Nach dem Stopp der Evakuierung hatten sich Syriens Führung und Rebellen auf eine neue Vereinbarung geeinigt, die auch den Transport von Verwundeten, Kranken und anderen Zivilisten aus Foua und Kefraya vorsieht. Damit wird eine Forderung des mit Syrien verbündeten schiitischen Irans erfüllt. Teheran unterstützt schiitische Milizen, die in Syrien an der Seite der Armee kämpfen.

Hilfsorganisationen berichteten, die Menschen in Aleppo litten extrem unter den frostigen Wintertemperaturen. "Viele haben nur noch ihre Kleider am Leib", sagte Nada Hasem von der syrisch-amerikanischen Karam Foundation. "Die Menschen haben Hunger. Und sie frieren so sehr, dass sie es nicht mehr ertragen können."

Der Journalist Suheir al-Shimale berichtete in einem Beitrag für die Nachrichtenseite "Middle East Eye", er sei die vergangenen 24 Stunden auf der Straße gestanden. "Es gab nichts zu essen für die Menschen, die auf der Straße warteten. Es war sehr, sehr kalt."

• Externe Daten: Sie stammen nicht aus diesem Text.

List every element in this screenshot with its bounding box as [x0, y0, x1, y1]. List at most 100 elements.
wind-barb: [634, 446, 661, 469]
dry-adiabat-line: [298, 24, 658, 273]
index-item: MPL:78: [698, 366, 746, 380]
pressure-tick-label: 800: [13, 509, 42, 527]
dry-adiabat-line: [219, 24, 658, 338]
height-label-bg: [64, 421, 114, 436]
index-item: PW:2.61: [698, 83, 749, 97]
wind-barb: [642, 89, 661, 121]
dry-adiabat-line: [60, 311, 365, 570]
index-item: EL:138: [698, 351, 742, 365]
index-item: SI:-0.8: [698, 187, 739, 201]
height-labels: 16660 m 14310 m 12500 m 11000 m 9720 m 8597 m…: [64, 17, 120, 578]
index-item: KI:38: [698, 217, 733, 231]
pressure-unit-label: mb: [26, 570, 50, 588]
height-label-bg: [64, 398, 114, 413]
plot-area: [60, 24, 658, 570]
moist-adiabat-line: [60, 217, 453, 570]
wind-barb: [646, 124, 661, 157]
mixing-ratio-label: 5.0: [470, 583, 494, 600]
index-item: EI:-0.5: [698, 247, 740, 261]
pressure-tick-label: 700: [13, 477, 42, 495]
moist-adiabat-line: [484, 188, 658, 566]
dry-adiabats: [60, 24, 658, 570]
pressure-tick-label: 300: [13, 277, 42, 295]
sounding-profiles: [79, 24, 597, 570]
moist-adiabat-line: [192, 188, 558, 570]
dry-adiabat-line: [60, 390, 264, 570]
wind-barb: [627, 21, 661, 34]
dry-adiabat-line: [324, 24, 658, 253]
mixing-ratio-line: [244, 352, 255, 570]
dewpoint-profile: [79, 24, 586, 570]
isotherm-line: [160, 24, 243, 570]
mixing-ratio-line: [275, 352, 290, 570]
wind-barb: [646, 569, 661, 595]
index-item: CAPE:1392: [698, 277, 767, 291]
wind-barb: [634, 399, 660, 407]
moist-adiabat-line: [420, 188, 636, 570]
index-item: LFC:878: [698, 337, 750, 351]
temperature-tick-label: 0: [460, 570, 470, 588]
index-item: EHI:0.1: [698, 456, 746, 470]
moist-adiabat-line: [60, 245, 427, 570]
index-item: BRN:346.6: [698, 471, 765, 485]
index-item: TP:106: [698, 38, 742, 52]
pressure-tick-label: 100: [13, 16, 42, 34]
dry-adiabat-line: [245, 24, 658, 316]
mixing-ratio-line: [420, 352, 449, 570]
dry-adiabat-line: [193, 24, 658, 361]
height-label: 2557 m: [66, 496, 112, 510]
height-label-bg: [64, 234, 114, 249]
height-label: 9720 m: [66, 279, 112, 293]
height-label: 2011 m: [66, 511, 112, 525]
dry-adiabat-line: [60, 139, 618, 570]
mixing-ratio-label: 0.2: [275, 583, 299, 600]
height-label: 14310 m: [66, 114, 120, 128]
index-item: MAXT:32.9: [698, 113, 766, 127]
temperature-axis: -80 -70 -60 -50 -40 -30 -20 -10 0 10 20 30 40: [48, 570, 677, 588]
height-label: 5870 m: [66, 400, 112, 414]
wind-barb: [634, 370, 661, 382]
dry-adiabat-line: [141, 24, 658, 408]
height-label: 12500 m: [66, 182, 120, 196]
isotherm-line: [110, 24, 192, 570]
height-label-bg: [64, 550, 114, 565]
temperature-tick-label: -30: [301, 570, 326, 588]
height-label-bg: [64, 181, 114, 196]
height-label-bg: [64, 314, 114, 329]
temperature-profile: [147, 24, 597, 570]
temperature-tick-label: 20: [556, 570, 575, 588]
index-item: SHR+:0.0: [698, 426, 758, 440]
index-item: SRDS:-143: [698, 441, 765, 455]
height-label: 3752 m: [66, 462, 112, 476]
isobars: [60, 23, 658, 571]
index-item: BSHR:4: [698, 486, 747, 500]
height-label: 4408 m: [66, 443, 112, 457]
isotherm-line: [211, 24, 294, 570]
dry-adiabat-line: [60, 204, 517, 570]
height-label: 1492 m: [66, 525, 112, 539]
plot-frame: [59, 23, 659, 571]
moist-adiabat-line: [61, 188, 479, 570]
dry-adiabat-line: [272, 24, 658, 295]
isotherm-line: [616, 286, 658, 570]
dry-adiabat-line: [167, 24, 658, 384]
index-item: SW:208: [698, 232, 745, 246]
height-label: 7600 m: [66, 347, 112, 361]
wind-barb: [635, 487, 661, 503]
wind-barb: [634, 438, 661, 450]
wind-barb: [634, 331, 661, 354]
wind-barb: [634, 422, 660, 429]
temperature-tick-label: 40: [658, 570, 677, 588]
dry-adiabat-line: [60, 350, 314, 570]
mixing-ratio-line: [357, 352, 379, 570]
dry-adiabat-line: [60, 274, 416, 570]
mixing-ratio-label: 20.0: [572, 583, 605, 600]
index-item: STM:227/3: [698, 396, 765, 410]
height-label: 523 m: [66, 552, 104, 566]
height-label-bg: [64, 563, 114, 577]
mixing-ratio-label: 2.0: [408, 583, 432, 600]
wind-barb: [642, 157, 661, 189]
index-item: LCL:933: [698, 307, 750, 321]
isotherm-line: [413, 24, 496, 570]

Auch 47 Kinder aus einem Waisenhaus in Ost-Aleppo wurden in Sicherheit gebracht. Einige von ihnen seien verletzt und dehydriert, teilte das UNO-Kinderhilfswerk UNICEF in Genf mit. Die Evakuierung sei ein Hoffnungsschimmer für zahlreiche andere Kinder in Syrien, sagte der zuständige UNICEF-Regionaldirektor Geert Cappelaere. Viele von ihnen seien von ihren Familien getrennt und bräuchten sofortigen Schutz.

Die syrische Armee und mit ihr verbündete Rebellen hatten bei einer Offensive in den vergangenen Wochen den größten Teil der Rebellengebiete Aleppos eingenommen. Unter Vermittlung Russlands und der Türkei einigten sich Regierung und Opposition auf einen Abzug der Kämpfer und Zivilisten aus Ost-Aleppo.

Die Außenminister des Irans, Russlands und der Türkei wollen am Dienstag in Moskau zu Gesprächen über Syrien zusammentreffen. Gleichzeitig kommen die Verteidigungsminister der drei Länder in der russischen Hauptstadt zusammen, wie das Verteidigungsministerium in Moskau am Montag bestätigte.